Rainy day, staring down into the pool on the ground.  Drops radiate outward one after another.  Puddles will remind you of puddles from when you were young.  Glenwood Road puddles that have formed suddenly in the gutter.  You’ll certainly play in them.  Puddles that could ruin your day, soaking socks and leaving them wet till you came back home.  Puddles that were springtime when you’d only had six or seven, springtime’s to consider.  You couldn’t explain much about puddles so you stared and splashed and assumed.  And now I just walk around them with a glance.




To my left a paper shredder is mulching some documents.  One imagines the paper frightened at first and then reborn.  That last word was probably lodged on account of the reading my older one and I did on the ride down this morning.  Finally, we reached the shattering moment when Roskolnikov walks up to the third floor to Ilya Petrovich’ desk for the second time, an about face after learning of Svidrigailov’s suicide, and after confronting Sonya, speechless on the first floor.



We’d started, on an earlier passage that lead him to the police.  As I read it I drew my daughter’s attention to just how remarkable it was:

“He had suddenly recalled Sonya’s words:  ‘Go up to the crossroads, bow to the people, kiss the earth, because you have sinned against it too, and tell the whole world out loud: “I’m a murderer!”’  In remembering them he began to tremble all over. And such a crushing weight did he now carry from the hopeless despair and anxiety of all this recent time and especially this last few hours that he fairly leapt at the chance of this pure, new complete sensation.  It suddenly hit him like an epileptic seizure: a single spark began to grow within his soul and suddenly it engulfed everything like fire.

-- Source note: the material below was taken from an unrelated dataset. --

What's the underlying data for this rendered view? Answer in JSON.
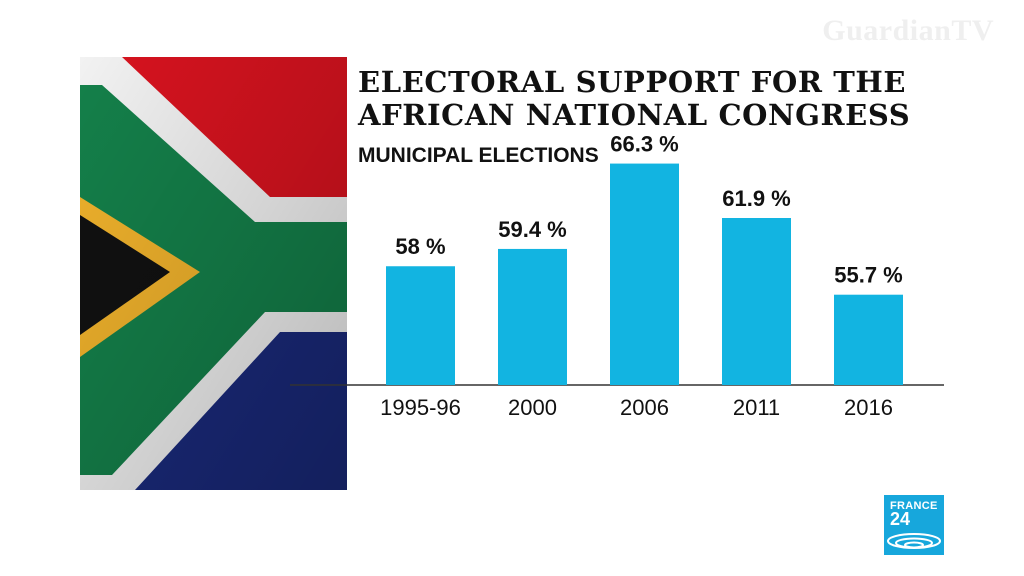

I usually think of Christianity is historical terms, and what it meant for this or that period of time.  The architecture that holds up the miraculous has long seemed too tortuous and implausible to offer me much of anything that isn’t academic.  And then, in the hands of someone masterful like Dostoyevsky I am reacquainted with the human need to confess and just why the faith proves so enduring.  This lever touches something central in our spinal column: a yearning be reborn.